The detailed execution time of miBLAST for the experimental results shown in Figure 1
| Workload size | Filtering cost per query (25 bp) | Alignment cost per query (25 bp) | Filtering cost per query (70 bp) | Alignment cost per query (70 bp) |
|---|---|---|---|---|
| 1000 | 0.44 (54%) | 0.37 (46%) | 0.46 (31%) | 1.02 (69%) |
| 2000 | 0.23 (42%) | 0.33 (58%) | 0.25 (21%) | 0.96 (79%) |
| 3000 | 0.17 (36%) | 0.31 (64%) | 0.18 (16%) | 0.94 (84%) |
| 4000 | 0.14 (31%) | 0.30 (69%) | 0.17 (15%) | 0.94 (85%) |
All times reported here are in s.
Figure 2This graph shows the effect of the BLAST word size parameter on the query performance for each method, plotted as relative speedup over naive BLAST. The batch size used in this experiment is 4000 queries. miBLAST uses an index word size of 11 and uses a sliding-window filtering method for query word sizes between 14 and 23. (a) Affymetrix (25 bp). (b) Illumina (70 bp).
The effect of the BLAST word size parameter on the filtration ratio and the alignment cost in miBLAST
| Word size | Average filtration ratio | Alignment cost per query |
|---|---|---|
| 11 | 0.54964% | 0.30 |
| 14 | 0.03924% | 0.13 |
| 17 | 0.02231% | 0.11 |
| 20 | 0.02115% | 0.09 |
| 23 | 0.02009% | 0.08 |
The query set used for collecting this data is 4000 queries from the Affymetrix dataset. All times reported here are in s.
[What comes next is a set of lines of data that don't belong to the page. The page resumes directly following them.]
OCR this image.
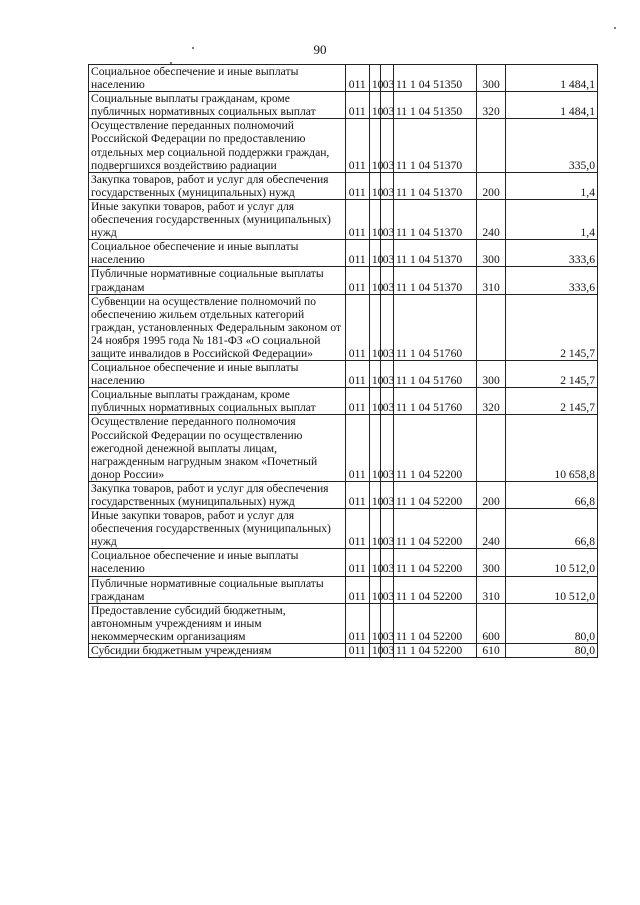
90
Социальное обеспечение и иные выплаты населению	011	10	03	11 1 04 51350	300	1 484,1
Социальные выплаты гражданам, кроме публичных нормативных социальных выплат	011	10	03	11 1 04 51350	320	1 484,1
Осуществление переданных полномочий Российской Федерации по предоставлению отдельных мер социальной поддержки граждан, подвергшихся воздействию радиации	011	10	03	11 1 04 51370		335,0
Закупка товаров, работ и услуг для обеспечения государственных (муниципальных) нужд	011	10	03	11 1 04 51370	200	1,4
Иные закупки товаров, работ и услуг для обеспечения государственных (муниципальных) нужд	011	10	03	11 1 04 51370	240	1,4
Социальное обеспечение и иные выплаты населению	011	10	03	11 1 04 51370	300	333,6
Публичные нормативные социальные выплаты гражданам	011	10	03	11 1 04 51370	310	333,6
Субвенции на осуществление полномочий по обеспечению жильем отдельных категорий граждан, установленных Федеральным законом от 24 ноября 1995 года № 181-ФЗ «О социальной защите инвалидов в Российской Федерации»	011	10	03	11 1 04 51760		2 145,7
Социальное обеспечение и иные выплаты населению	011	10	03	11 1 04 51760	300	2 145,7
Социальные выплаты гражданам, кроме публичных нормативных социальных выплат	011	10	03	11 1 04 51760	320	2 145,7
Осуществление переданного полномочия Российской Федерации по осуществлению ежегодной денежной выплаты лицам, награжденным нагрудным знаком «Почетный донор России»	011	10	03	11 1 04 52200		10 658,8
Закупка товаров, работ и услуг для обеспечения государственных (муниципальных) нужд	011	10	03	11 1 04 52200	200	66,8
Иные закупки товаров, работ и услуг для обеспечения государственных (муниципальных) нужд	011	10	03	11 1 04 52200	240	66,8
Социальное обеспечение и иные выплаты населению	011	10	03	11 1 04 52200	300	10 512,0
Публичные нормативные социальные выплаты гражданам	011	10	03	11 1 04 52200	310	10 512,0
Предоставление субсидий бюджетным, автономным учреждениям и иным некоммерческим организациям	011	10	03	11 1 04 52200	600	80,0
Субсидии бюджетным учреждениям	011	10	03	11 1 04 52200	610	80,0
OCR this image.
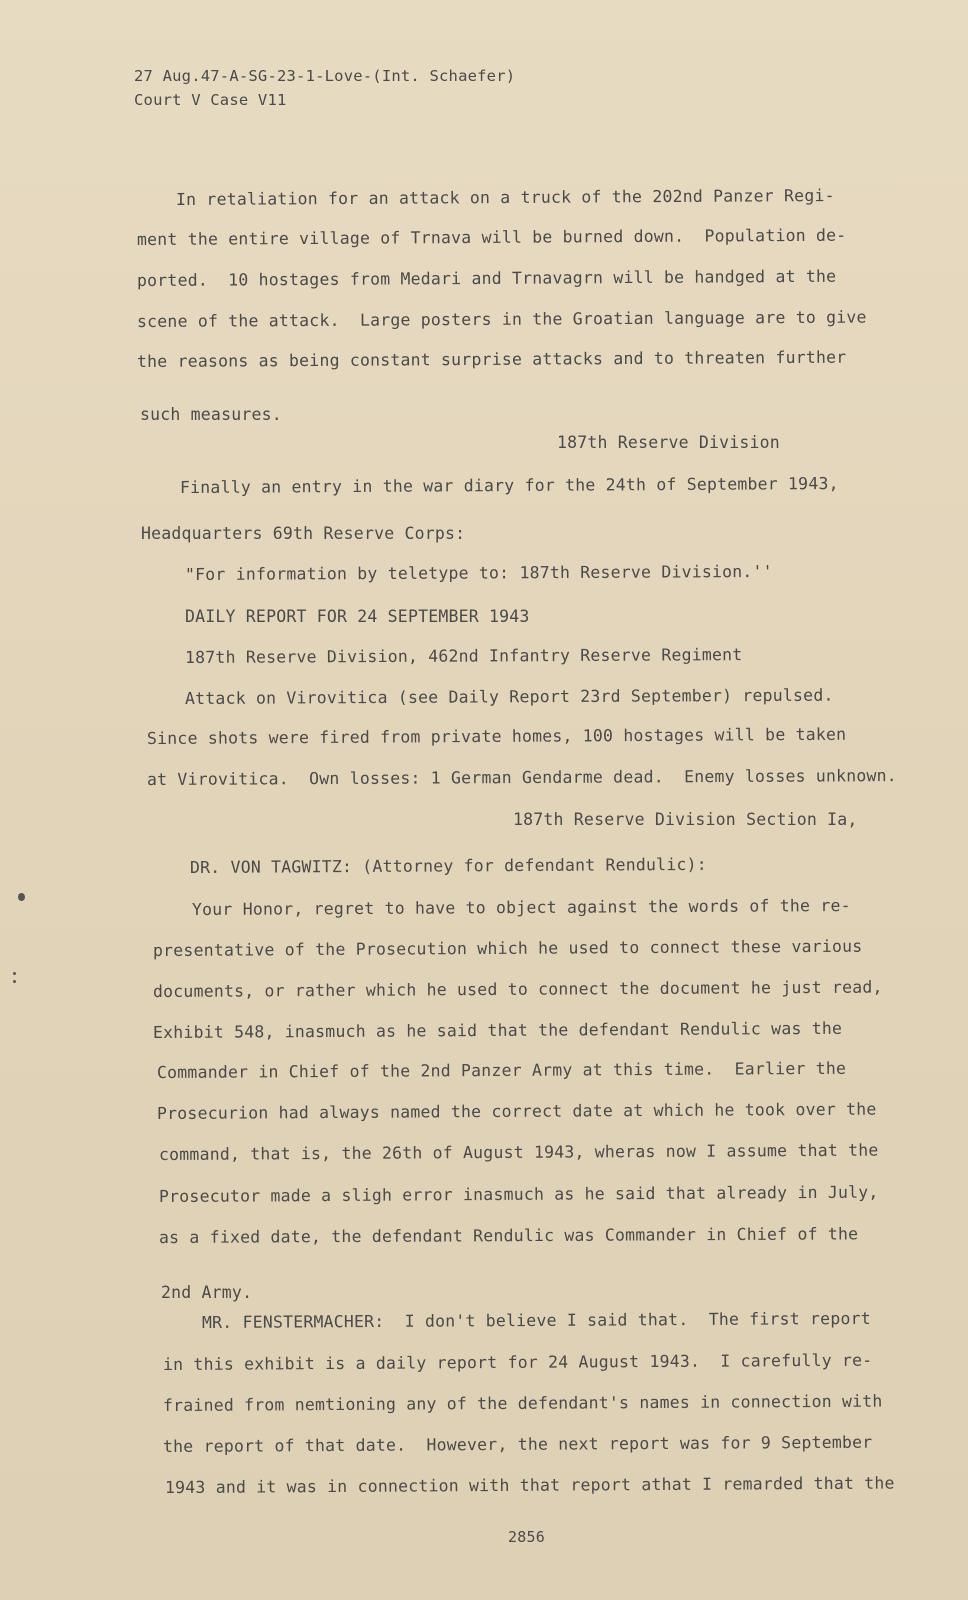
27 Aug.47-A-SG-23-1-Love-(Int. Schaefer)
Court V Case V11
In retaliation for an attack on a truck of the 202nd Panzer Regi-
ment the entire village of Trnava will be burned down.  Population de-
ported.  10 hostages from Medari and Trnavagrn will be handged at the
scene of the attack.  Large posters in the Groatian language are to give
the reasons as being constant surprise attacks and to threaten further
such measures.
187th Reserve Division
Finally an entry in the war diary for the 24th of September 1943,
Headquarters 69th Reserve Corps:
"For information by teletype to: 187th Reserve Division.''
DAILY REPORT FOR 24 SEPTEMBER 1943
187th Reserve Division, 462nd Infantry Reserve Regiment
Attack on Virovitica (see Daily Report 23rd September) repulsed.
Since shots were fired from private homes, 100 hostages will be taken
at Virovitica.  Own losses: 1 German Gendarme dead.  Enemy losses unknown.
187th Reserve Division Section Ia,
DR. VON TAGWITZ: (Attorney for defendant Rendulic):
Your Honor, regret to have to object against the words of the re-
presentative of the Prosecution which he used to connect these various
documents, or rather which he used to connect the document he just read,
Exhibit 548, inasmuch as he said that the defendant Rendulic was the
Commander in Chief of the 2nd Panzer Army at this time.  Earlier the
Prosecurion had always named the correct date at which he took over the
command, that is, the 26th of August 1943, wheras now I assume that the
Prosecutor made a sligh error inasmuch as he said that already in July,
as a fixed date, the defendant Rendulic was Commander in Chief of the
2nd Army.
MR. FENSTERMACHER:  I don't believe I said that.  The first report
in this exhibit is a daily report for 24 August 1943.  I carefully re-
frained from nemtioning any of the defendant's names in connection with
the report of that date.  However, the next report was for 9 September
1943 and it was in connection with that report athat I remarded that the
2856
The average execution time per query for the results shown in Figure 2a, for a batch size of 4000
| Word size | naive BLAST | BLAST-B | miBLAST |
|---|---|---|---|
| 11 | 9.50 | 1.95 | 0.44 |
| 14 | 9.26 | 1.61 | 0.38 |
| 17 | 9.46 | 1.58 | 0.37 |
| 20 | 9.45 | 1.58 | 0.30 |
| 23 | 9.44 | 1.56 | 0.21 |
All times reported here are in s.
Figure 3This graph shows the relative speedup to naive BLAST for various query lengths, using a word size of 11. Queries are drawn from the EST human dataset, and each batch has 1000 queries.
Figure 4This graph shows the execution time of each method for various word sizes using a batch of 1000 queries from the Affymetrix probe set (25 bp).